First, match the grain of your transcription to your research question. Transcription exists on a spectrum from light to fine. A light (orthographic-plus) transcription captures the words, speaker turns, and a few salient features — major pauses, overlaps, emphasis — and is ample for a study of lexis or turn-taking. A fine transcription adds detailed timings, micropauses, intonation contours and, in extreme cases, phonetic detail in the IPA; you need it only if prosody or pronunciation is your actual object of study. The error to avoid is mismatch in either direction: a lexical study buried under needless phonetic notation wastes effort and obscures the analysis, while a prosody study transcribed only orthographically simply lacks the data to make its case.

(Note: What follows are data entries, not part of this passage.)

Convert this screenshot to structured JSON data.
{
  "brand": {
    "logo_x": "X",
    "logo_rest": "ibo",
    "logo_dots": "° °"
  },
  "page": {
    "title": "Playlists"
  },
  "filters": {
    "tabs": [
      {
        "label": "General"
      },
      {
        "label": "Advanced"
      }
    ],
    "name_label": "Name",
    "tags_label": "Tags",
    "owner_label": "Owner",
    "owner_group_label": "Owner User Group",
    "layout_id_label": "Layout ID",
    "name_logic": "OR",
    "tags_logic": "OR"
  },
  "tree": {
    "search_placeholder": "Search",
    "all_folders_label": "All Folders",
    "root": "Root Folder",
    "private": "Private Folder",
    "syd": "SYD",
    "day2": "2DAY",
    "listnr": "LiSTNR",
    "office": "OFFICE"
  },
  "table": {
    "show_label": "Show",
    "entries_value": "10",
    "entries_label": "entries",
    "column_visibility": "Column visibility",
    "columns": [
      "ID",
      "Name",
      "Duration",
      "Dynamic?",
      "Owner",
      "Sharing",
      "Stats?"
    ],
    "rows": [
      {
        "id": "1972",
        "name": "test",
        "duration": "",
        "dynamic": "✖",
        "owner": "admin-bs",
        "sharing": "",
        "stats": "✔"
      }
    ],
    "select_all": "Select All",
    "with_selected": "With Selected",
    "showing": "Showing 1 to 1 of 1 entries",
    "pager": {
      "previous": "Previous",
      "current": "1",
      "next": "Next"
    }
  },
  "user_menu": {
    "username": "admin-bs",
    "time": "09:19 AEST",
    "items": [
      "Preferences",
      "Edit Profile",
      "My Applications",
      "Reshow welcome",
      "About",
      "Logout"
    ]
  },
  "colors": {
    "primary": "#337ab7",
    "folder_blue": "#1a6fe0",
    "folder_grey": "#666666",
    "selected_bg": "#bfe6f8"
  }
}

Second, transcribe consistently or your counts collapse. If you mark a one-second gap as a micropause in one place and ignore it in another, any later claim about "frequency of pauses before disagreement" is built on sand. Fix your conventions before you start, keep a key, and apply them mechanically. This is the practical face of reliability: another researcher should be able to take your recording and your key and produce a closely similar transcript.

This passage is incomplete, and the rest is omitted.